Herzmuskelzellen besitzen im Gegensatz zu Schrittmacherzellen ein stabiles Ruhemembranpotenzial von etwa – 90 mV. Sie benötigen deshalb einen Impuls von außen, um zu depolarisieren. Diesen Impuls erhalten sie über die Gap Junctions von den benachbarten Myozyten bzw. den Purkinje-Fasern in Form eines Aktionspotenzials. Da alle Herzmuskelzellen direkt miteinander in Verbindung stehen, breitet sich die Erregung sehr schnell auf alle Herzmuskelzellen aus, sodass eine geordnete Kontraktion aller Zellen gewährleistet ist (▶Abb. 6.10). Wird eine Zelle des Arbeitsmyokards von einem Aktionspotenzial erreicht, öffnen sich spannungsabhängige Na+-Kanäle und Na+ strömt in die Zelle.
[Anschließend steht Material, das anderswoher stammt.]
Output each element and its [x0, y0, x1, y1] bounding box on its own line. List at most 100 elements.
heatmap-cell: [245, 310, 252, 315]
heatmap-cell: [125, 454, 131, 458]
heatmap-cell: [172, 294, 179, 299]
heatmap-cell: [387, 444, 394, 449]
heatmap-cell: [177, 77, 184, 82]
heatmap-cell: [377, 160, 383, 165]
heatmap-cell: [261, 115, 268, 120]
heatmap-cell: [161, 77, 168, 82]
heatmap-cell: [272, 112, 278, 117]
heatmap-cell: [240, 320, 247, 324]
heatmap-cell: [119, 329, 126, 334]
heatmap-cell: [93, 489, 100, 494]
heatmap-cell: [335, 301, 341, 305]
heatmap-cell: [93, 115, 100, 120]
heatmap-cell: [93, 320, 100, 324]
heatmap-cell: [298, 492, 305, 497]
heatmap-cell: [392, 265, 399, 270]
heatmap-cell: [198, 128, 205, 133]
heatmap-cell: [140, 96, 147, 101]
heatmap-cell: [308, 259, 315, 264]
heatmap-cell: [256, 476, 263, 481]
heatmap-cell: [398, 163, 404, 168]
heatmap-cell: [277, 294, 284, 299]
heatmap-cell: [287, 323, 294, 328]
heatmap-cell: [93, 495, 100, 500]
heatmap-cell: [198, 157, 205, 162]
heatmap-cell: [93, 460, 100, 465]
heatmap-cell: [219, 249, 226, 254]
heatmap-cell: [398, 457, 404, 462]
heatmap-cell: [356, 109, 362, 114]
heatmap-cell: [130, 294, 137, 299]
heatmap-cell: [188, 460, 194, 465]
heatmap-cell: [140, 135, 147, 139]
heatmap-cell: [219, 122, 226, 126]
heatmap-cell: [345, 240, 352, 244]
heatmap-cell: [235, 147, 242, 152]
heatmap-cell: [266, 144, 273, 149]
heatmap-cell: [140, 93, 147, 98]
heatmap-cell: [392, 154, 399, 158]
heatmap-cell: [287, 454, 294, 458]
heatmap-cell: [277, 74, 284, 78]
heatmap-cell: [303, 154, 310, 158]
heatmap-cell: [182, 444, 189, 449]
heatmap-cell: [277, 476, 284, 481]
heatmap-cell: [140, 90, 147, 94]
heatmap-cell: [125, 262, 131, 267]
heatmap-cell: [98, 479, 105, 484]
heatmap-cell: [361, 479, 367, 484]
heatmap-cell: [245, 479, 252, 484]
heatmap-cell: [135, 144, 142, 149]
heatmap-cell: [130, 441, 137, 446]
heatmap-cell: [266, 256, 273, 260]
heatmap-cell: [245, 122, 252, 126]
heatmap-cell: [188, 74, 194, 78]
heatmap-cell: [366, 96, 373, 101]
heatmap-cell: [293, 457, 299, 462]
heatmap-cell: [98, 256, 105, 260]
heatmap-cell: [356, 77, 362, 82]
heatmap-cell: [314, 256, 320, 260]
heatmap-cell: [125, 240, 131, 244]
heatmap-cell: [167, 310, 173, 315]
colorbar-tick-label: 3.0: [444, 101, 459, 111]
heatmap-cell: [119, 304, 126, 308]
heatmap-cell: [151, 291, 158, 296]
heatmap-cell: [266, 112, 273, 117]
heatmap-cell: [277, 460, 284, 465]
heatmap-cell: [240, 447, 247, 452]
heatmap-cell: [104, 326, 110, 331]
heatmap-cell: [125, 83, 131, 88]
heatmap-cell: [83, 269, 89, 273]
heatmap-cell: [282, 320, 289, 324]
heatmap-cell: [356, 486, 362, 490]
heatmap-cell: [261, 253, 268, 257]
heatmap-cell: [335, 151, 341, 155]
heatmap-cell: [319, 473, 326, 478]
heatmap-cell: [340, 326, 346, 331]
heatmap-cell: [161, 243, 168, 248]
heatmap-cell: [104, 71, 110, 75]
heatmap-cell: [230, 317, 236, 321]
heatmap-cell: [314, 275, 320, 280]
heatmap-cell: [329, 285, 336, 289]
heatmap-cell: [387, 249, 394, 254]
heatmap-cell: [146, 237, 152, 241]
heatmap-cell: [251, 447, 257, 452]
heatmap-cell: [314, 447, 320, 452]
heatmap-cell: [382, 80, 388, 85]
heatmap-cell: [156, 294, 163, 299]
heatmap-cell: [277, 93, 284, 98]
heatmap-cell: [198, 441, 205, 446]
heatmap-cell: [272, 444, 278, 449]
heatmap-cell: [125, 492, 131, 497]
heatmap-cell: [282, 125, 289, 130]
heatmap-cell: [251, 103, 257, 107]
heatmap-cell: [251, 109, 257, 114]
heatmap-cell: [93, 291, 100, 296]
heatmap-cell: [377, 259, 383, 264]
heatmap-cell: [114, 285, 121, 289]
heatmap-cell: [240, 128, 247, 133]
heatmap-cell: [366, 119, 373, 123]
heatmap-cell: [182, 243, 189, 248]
Dadurch verschiebt sich das Membranpotenzial in den positiven Bereich auf etwa + 20 mV. Das so entstehende Aktionspotenzial unterscheidet sich von den Aktionspotenzialen des Erregungsleitungssystems durch seine lange Dauer (ca. 300 Millisekunden). Grund dafür ist die sog. Plateauphase, die sich an die Depolarisationsphase anschließt. ! Merke Plateauphase Diese Plateauphase kommt nur bei Herzmuskelzellen vor. Sie ist gekennzeichnet durch einen langsamen Einstrom von Ca2 + . Während der Plateauphase ist die Zelle vollständig depolarisiert und die wieder geschlossenen, spannungsabhängigen Na+-Kanäle sind nicht aktivierbar. Dies bedeutet, dass es auch bei einem von benachbarten Zellen eintreffenden Aktionspotenzial nicht zu einem Na+-Einstrom und damit auch nicht zu einer Erregung der Zelle kommen kann. Die Phase, in der die Zelle nicht erregt werden kann, wird als absolute Refraktärzeit bezeichnet. Die Refraktärzeit stellt sicher, dass die Zellen nicht vorzeitig wieder erregt werden können und die Herzaktion mit einem geregelten Wechsel zwischen Kontraktion und Entspannung verläuft. Am Ende der Plateauphase steigt die Permeabilität der Membran für K+. Es kommt zu einem K+-Auswärtsstrom, der den Beginn der Repolarisationsphase kennzeichnet. Sie ist gleichbedeutend mit der relativen Refraktärzeit, in der zwar eine Erregung möglich, die Erregungsschwelle aber erhöht ist. Die in der relativen Refraktärzeit entstehenden Aktionspotenziale sind von kürzerer Dauer. Am Ende der Repolarisationsphase ist die negative Ladung im Zellinneren und damit das Ruhemembranpotenzial wiederhergestellt. Der Herzmuskel entspannt sich.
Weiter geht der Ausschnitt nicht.